La période de crise et la retraite des Turcs en Anatolie centrale
Comme son père, Kilij Arsalan laissa le trône de Konya sans propriétaire à sa mort. Son fils aîné, Shahinshah, alors gouverneur de Mossoul, fut emmené à Ishfahân en tant que prisonnier, et ne put retourner à Konya, pour devenir Sultan, jusqu’en 504 (1110). Profitant de cette période de crise, les Byzantins prirent l’initiative d’attaquer toutes les zones côtières d’Anatolie. Partout, les Turcs se préparèrent à se déplacer vers le plateau central d’Anatolie. Mais leur retraite leur coûta de grandes pertes. Une grande foule de Turcs qui campaient près d’Ulubad (Lopadion), en route vers le centre de l’Anatolie, furent attaqués par les Byzantins. La plupart d’entre eux, y compris les femmes et les enfants, furent massacrés. Malgré quelques contre-attaques réussies de l’émir Hassan de Cappadoce et de Shahinshah qui régnaient à Konya, la retraite générale ne put être arrêtée. Alexis et son successeur, Jean II, soit expulsèrent les Turcs de l’ouest de l’Anatolie et des régions côtières du nord et du sud, soit les détruisirent.

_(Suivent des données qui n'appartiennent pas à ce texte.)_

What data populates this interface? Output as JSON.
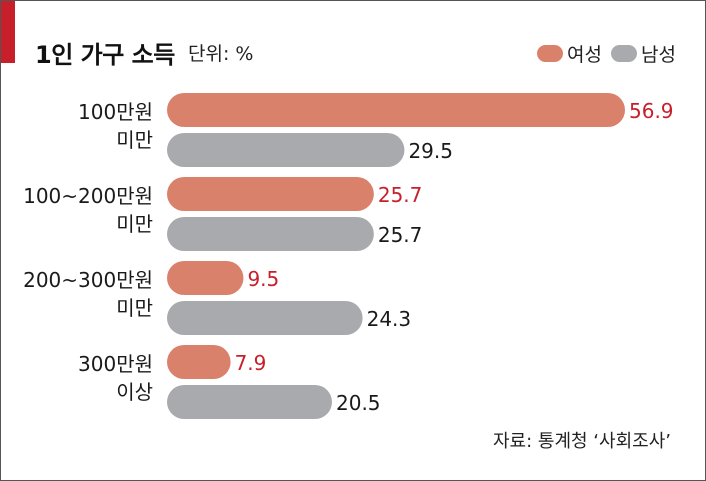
{
  "title": "1인 가구 소득",
  "unit": "단위: %",
  "source": "자료: 통계청 ‘사회조사’",
  "colors": {
    "female": "#d9816a",
    "male": "#a9aaad",
    "female_text": "#c8202b",
    "male_text": "#1a1a1a",
    "accent": "#c8202b"
  },
  "chart_data": {
    "type": "bar",
    "orientation": "horizontal",
    "categories": [
      [
        "100만원",
        "미만"
      ],
      [
        "100~200만원",
        "미만"
      ],
      [
        "200~300만원",
        "미만"
      ],
      [
        "300만원",
        "이상"
      ]
    ],
    "series": [
      {
        "name": "여성",
        "values": [
          56.9,
          25.7,
          9.5,
          7.9
        ],
        "labels": [
          "56.9",
          "25.7",
          "9.5",
          "7.9"
        ]
      },
      {
        "name": "남성",
        "values": [
          29.5,
          25.7,
          24.3,
          20.5
        ],
        "labels": [
          "29.5",
          "25.7",
          "24.3",
          "20.5"
        ]
      }
    ],
    "xlim": [
      0,
      56.9
    ],
    "grid": false,
    "legend": "top-right"
  }
}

Le souverain Danishmand l’émir Ghazi, 449-529 (1105-34), le fils de Koumoushtakin, aida son gendre Mas’oud à prendre le trône à Konya de son frère Shahinshah en 510 (1116), et ainsi l’État Seljouk fut réduit à un petit royaume, limité aux environs de Konya, sous la protection Danishmand. Dans ces circonstances, l’Empereur Jean II (1118-43) continua ses attaques, vainquit les Turcs et occupa les villes de Denizli (Laodice) et Uluborlu (Sozopol). Mais en 514 (1120), l’émir Ghazi, profitant des opérations byzantines dans les Balkans et avec le soutien des Artouqid, vainquit le Duc de Trébizonde et son allié, le dirigeant Menqouchek, à Shiran. Bien que le Sultanat fût entre les mains des Seljouk, les vrais dirigeants de l’Anatolie étaient alors les Danishmand. Lorsque l’autre frère du Sultan Mas’oud ‘Arab, qui s’était installé à Ankara et Kastamonu, marcha sur Konya pour s’emparer du trône Seljouk en 520 (1126), Mas’oud forma une alliance avec l’Empereur et vainquit son frère, le forçant à se réfugier en Cilicie. Cela permit aux Byzantins d’occuper Kastamonu. Mais l’expédition de l’Empereur en Cilicie, et plus tard les tentatives de son frère pour s’emparer du trône, aidèrent l’émir Ghazi à chasser les Byzantins et à occuper la rive de la Mer Noire. Le Sultan Mas’oud, d’autre part, commença à avancer dans l’ouest de l’Anatolie. L’émir Ghazi entra alors en Cilicie et vainquit les croisés en progression. En peu de temps, il devint le dirigeant de toutes les provinces anatoliennes entre la Sakarya et l’Euphrate.
Le calife[1] et le Sultan Sanjar lui confèrent le titre de Malik (roi) et lui envoyèrent un tambour et un étendard comme emblèmes de souveraineté, étant le dirigeant le plus puissant d’Anatolie.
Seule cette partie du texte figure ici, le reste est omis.